Thursday 5 November 2009

Ardi on: Fadel Muhammad dan Isu Perusakan Lingkungan, Perubahan Iklim

Tulisan anak muda [bung Ardi] ini baik dan penting untuk di-ingat oleh Pak Menteri. Mengatur garis pantai lebih dari 80.000km itu tak mudah karena butuh koordinasi dengan daerah terkait serta Polisi Air maupun AL. Nusantara itu negeri maritim bukan negara agraris.


Visi Fadel Muhammad untuk meningkatkan kesejahteran masyarakat pesisir melalui departemen perikanan dan kelautan akan menjadi sebuah retorika yang miskin substansi apabila dia tidak bisa menghadapi dua isu yang berhubungan juga kesejahteraan masyarakat pesisir.

Masalah perusakan lingkungan dan perubahan iklim menjadi salah satu persoalan yang sangat serius di abad ini.
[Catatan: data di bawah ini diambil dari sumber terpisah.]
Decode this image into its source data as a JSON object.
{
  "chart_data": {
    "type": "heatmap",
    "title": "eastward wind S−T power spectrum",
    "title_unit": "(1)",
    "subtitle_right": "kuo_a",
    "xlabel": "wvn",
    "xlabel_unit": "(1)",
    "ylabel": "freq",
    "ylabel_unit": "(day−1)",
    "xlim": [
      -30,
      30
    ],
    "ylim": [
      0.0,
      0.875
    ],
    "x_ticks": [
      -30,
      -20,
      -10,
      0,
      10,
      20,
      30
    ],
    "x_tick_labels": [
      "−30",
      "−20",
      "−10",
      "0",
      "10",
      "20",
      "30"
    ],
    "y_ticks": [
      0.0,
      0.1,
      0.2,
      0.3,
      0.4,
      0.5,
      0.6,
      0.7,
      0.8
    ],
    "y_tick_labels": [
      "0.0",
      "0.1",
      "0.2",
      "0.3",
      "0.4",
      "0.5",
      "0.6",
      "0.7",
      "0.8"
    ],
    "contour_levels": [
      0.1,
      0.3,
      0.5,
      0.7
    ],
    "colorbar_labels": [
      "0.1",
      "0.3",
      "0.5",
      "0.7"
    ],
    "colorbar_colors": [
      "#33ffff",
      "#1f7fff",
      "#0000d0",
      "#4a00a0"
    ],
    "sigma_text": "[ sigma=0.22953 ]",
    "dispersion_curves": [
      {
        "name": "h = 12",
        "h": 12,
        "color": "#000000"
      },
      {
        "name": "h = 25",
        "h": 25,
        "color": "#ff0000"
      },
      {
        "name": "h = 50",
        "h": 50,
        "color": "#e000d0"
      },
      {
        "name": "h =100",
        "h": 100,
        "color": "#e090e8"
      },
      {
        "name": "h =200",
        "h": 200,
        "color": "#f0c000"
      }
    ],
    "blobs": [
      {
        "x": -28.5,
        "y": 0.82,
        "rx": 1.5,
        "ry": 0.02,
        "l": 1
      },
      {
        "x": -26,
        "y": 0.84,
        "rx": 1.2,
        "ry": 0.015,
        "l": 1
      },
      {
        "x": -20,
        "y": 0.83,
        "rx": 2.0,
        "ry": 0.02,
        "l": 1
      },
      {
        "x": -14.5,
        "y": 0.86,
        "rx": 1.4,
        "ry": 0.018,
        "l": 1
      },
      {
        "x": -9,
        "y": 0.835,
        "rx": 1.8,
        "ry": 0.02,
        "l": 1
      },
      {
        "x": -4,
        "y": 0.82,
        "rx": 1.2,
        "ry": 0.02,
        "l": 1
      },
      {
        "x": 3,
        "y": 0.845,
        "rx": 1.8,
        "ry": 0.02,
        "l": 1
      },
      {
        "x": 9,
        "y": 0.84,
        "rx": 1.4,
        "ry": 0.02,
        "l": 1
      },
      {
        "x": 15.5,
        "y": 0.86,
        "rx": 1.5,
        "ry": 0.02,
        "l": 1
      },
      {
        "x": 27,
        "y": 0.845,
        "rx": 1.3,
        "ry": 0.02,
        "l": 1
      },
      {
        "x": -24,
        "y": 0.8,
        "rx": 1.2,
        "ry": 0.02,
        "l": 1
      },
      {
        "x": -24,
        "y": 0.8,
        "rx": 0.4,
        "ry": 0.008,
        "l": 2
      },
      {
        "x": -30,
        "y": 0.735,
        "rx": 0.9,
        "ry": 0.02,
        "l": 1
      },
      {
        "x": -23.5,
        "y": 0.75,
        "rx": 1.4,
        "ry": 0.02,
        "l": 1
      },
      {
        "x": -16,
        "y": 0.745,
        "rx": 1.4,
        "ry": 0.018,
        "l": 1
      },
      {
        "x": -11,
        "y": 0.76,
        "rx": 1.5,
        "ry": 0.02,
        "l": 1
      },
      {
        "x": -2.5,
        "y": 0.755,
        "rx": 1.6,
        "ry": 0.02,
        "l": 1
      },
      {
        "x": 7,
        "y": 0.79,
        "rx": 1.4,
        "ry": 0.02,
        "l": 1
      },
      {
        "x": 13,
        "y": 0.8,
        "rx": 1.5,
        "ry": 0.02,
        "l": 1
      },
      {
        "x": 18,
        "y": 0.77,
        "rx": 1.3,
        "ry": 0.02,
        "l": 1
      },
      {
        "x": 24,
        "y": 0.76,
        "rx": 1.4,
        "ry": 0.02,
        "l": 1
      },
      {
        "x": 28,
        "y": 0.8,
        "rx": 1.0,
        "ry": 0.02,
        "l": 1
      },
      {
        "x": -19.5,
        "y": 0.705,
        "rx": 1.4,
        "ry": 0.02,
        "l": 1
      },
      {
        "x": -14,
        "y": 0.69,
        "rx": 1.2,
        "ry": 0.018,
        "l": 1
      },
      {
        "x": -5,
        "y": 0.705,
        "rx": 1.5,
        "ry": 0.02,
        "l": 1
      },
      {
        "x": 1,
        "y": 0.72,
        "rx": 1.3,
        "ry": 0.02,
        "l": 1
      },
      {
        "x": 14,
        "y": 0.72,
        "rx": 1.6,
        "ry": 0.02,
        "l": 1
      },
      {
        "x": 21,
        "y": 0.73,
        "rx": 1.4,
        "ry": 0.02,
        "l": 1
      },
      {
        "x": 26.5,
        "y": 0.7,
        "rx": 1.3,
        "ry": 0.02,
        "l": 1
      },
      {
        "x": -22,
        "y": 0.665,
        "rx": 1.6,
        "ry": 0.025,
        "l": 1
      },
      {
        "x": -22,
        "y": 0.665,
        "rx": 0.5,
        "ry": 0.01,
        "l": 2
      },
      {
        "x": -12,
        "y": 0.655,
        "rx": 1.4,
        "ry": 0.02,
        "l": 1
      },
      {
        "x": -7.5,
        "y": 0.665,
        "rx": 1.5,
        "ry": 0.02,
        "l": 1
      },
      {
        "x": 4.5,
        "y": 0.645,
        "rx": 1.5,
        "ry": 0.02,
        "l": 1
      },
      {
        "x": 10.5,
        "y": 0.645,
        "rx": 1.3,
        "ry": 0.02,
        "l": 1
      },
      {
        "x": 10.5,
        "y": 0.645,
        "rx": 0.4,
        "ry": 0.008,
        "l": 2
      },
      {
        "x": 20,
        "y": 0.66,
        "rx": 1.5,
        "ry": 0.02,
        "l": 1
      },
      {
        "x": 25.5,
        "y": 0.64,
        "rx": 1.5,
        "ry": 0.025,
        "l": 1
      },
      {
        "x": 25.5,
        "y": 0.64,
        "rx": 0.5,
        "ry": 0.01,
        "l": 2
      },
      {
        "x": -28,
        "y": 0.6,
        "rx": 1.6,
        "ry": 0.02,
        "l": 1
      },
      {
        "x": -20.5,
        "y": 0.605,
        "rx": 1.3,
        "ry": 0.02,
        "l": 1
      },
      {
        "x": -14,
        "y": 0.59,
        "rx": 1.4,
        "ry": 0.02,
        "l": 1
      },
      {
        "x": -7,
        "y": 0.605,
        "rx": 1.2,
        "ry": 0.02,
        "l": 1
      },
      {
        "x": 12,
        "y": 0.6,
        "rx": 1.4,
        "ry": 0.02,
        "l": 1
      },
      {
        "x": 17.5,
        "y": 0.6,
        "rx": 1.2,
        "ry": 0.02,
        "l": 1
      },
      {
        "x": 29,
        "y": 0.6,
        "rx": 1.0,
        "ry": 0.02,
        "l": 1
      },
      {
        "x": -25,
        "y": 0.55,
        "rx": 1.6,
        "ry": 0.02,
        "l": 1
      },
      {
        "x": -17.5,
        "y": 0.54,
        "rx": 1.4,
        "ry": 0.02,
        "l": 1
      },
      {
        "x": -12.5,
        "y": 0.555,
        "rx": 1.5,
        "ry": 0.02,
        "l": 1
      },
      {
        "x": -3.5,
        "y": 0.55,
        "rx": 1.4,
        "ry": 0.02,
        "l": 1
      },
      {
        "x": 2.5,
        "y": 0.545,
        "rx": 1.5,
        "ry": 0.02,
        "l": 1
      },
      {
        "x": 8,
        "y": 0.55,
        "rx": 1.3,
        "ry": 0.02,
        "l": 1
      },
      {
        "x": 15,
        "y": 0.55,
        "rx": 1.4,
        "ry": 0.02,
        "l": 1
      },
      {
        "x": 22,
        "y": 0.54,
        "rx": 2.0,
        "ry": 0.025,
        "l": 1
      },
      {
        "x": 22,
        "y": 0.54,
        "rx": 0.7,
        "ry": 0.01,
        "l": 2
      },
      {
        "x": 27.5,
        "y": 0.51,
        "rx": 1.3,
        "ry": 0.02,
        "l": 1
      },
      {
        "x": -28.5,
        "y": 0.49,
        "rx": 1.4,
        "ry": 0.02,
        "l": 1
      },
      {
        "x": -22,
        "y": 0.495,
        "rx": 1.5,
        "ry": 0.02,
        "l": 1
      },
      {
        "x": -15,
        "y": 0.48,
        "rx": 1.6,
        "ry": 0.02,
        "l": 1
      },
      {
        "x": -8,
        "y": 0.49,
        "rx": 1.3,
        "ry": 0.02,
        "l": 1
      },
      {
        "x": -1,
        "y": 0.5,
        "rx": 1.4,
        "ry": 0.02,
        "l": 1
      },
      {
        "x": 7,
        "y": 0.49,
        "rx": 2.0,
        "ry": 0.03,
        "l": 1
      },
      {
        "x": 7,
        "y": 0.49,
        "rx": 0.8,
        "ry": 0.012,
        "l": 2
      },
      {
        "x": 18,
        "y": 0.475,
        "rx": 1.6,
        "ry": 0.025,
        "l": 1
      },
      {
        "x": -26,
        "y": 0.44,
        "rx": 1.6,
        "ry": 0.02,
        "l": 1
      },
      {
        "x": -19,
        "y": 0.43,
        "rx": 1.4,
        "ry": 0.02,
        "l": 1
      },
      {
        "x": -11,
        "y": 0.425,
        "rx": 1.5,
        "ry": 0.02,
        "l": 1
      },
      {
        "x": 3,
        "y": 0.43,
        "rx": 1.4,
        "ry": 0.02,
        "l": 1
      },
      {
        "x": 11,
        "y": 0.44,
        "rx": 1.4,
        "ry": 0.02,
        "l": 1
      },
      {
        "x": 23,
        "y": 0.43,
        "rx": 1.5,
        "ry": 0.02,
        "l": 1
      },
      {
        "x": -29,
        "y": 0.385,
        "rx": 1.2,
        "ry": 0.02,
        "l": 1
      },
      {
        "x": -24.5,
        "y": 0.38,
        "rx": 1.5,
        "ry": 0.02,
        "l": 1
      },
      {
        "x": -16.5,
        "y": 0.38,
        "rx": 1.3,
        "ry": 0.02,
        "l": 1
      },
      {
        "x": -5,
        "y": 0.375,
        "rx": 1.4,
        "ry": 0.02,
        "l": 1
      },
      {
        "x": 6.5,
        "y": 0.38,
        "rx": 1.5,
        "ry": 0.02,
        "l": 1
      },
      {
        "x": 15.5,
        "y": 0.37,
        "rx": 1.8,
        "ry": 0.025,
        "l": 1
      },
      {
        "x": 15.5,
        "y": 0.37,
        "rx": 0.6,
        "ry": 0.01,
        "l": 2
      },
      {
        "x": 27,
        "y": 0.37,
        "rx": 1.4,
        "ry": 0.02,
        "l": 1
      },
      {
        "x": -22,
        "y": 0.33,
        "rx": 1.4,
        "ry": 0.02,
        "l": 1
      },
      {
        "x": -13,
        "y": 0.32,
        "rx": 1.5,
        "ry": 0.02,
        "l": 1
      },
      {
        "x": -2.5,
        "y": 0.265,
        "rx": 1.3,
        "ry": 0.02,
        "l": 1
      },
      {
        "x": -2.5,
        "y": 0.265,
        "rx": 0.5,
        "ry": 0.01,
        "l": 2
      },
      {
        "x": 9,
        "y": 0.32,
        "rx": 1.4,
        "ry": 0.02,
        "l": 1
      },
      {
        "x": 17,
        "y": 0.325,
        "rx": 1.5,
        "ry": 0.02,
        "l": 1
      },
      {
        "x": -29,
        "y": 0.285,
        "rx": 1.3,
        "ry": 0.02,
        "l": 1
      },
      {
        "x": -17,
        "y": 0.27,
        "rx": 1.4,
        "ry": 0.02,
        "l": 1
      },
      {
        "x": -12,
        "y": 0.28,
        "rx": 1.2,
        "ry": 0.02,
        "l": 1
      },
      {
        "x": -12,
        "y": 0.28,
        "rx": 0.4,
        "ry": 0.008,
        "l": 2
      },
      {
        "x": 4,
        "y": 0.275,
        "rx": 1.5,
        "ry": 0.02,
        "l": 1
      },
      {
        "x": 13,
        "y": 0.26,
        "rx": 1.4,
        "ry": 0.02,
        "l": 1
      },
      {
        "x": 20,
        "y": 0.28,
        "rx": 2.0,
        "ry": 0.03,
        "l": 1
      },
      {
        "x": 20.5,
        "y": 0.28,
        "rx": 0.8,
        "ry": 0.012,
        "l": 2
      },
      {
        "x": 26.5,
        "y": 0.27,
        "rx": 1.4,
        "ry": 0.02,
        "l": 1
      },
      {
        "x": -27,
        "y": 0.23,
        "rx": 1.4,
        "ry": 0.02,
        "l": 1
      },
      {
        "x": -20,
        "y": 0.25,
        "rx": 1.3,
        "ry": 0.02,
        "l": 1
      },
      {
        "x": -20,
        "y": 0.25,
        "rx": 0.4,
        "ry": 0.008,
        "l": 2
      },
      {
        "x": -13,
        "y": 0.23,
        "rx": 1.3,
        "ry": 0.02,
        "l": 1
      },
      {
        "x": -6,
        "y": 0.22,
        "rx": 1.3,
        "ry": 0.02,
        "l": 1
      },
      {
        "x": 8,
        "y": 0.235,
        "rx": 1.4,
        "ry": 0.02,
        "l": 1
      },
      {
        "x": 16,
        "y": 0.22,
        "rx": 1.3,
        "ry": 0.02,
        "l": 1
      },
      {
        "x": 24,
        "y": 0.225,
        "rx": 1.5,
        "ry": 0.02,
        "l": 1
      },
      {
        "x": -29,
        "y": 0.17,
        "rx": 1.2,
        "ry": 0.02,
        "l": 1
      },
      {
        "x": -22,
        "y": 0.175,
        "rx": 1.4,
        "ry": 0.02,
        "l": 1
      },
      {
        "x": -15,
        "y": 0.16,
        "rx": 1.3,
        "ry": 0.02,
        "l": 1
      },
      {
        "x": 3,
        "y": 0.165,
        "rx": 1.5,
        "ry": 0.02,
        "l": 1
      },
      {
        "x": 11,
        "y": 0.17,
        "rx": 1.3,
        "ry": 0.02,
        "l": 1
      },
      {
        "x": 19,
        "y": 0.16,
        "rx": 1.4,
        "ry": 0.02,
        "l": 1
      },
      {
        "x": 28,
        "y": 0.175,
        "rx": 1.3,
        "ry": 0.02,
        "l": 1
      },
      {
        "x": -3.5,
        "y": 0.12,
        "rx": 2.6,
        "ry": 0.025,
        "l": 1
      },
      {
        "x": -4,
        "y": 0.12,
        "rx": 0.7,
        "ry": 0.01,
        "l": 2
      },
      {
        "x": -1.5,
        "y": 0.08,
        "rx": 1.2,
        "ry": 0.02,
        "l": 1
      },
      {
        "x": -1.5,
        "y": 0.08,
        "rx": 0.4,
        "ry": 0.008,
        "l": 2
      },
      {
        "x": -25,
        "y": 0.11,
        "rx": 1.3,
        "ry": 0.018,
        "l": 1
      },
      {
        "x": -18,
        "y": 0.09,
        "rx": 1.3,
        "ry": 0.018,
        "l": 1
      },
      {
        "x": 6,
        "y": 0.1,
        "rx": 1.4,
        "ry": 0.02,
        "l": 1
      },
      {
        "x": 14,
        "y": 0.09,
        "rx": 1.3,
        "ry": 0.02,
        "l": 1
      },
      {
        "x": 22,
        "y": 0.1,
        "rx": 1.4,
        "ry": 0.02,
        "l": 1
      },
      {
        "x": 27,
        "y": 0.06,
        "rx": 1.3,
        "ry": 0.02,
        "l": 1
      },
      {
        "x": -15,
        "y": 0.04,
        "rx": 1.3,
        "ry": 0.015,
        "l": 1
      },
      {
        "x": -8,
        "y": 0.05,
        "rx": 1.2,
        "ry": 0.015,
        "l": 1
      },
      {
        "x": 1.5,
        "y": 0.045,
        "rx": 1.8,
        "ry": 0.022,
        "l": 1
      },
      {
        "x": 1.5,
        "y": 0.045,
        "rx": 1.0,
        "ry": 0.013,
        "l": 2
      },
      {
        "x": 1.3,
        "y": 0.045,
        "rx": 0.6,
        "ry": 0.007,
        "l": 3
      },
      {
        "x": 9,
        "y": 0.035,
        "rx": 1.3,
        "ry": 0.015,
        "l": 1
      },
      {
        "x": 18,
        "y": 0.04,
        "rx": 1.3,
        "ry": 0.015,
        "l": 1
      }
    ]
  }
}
Perubahan iklim dan Perusakan lingkungan yang banyak diakibatkan oleh ulah manusia telah memberikan pelajaran yang serius mengenai masa depan umat manusia itu sendiri.

Perubahan iklim yakni meningkatnya kadar karbon dioksida yang diproduksi oleh industri berbahan bakar fosil (migas dan batu bara), dan kendaraan bermotor telah banyak berakibat kepada perubahan tata kehidupan mahluk hidup dan lingkungan.

Setidaknya ada dua fenomena ekstrem terhadap lautan akibat perubahan iklim global yakni kenaikan suhu air laut dan permukaan laut. kenaikan suhu air laut akan mempengaruhi ekosistem terumbu karang yang menjadi tempat fishing ground dan nursery ground. Menurut hasil Penelitian yang dilakukan LIPI secara nasional. Dari luas areal total yang diperkirakan mencapai 85.700 km2, hanya 6% yang kondisinya baik, sementara 31.5% dalam kondisi sedang dan 40% dalam kondisi yang rusak berat. Berdasarkan hasil penelitian yang dilakukan oleh Puslitbang Perikanan Universitas Bung Hatta sejak tahun 1995, kondisi terumbu karang di perairan Sumatera Barat hampir 80% dalam keadaan rusak berat.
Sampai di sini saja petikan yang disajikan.